A key feature of T cell immunity is that it's much harder for viruses to evolve a way to escape it. Rather than being focused on just the few proteins that are on the surface of a virus, T cells can potentially recognize any protein the virus encodes. So instead of having mutations in just a few key epitopes, evading T cell immunity requires mutations scattered throughout the entire viral genome. It appears that, despite the many mutations in the spike protein of the omicron variant, omicron is still easily recognized by T cells.

 

The downside is that the most common vaccines only introduce the spike protein, so they don't provide the benefit of this more diversified immunity.

Where things stand

As mentioned above, immunity from severe disease appears to be linked to levels of neutralizing antibodies. Is there any evidence suggesting that immunity based on T cells is also useful? Perhaps the strongest piece of evidence is that some strains of the virus appear to be picking up mutations that interfere with T-cell-based immunity. There's also the unusual performance of the J&J vaccine, which appears to see a more gradual rise and decay of protection against severe disease. A few studies seem to suggest that this could be the result of a strong T cell response.

 

Further research is clearly needed to sort out the precise roles of the different arms of the immune system. In the meantime, we know enough about the immune system's response to omicron that we can clearly say a few things.
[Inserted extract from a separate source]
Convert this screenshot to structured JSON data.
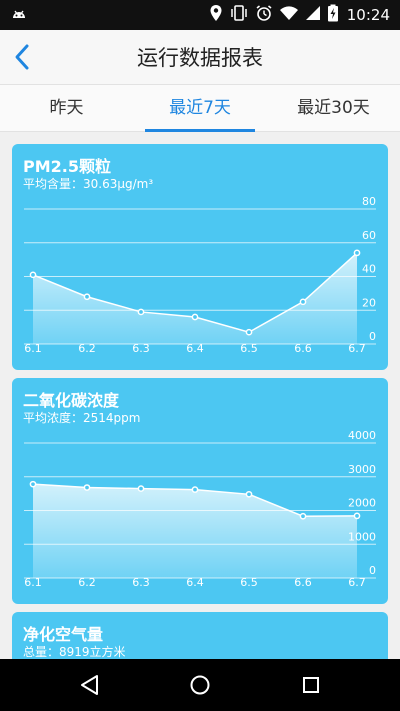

The extensive number of changes in the variant's spike protein reduces the ability of the immune system to recognize it, both in people with prior infections and those who have been vaccinated. But the mutations do not eliminate that ability, and boosters restore extensive neutralizing activity.

 

What this has meant in practical terms is that the people who have been vaccinated over six months prior and have since seen their immune system switch over to memory cells are more likely to get a breakthrough infection when a distinct variant such as omicron appears. But they largely remain protected from experiencing a severe case. Booster doses re-establish an active immune response and provide an even greater degree of protection.

 

That's impressive given the number of relevant differences between omicron and the viral strains that the vaccine was designed to protect against. This suggests that it may take some time before enough mutations end up in a single variant that the effectiveness of the vaccines is severely compromised.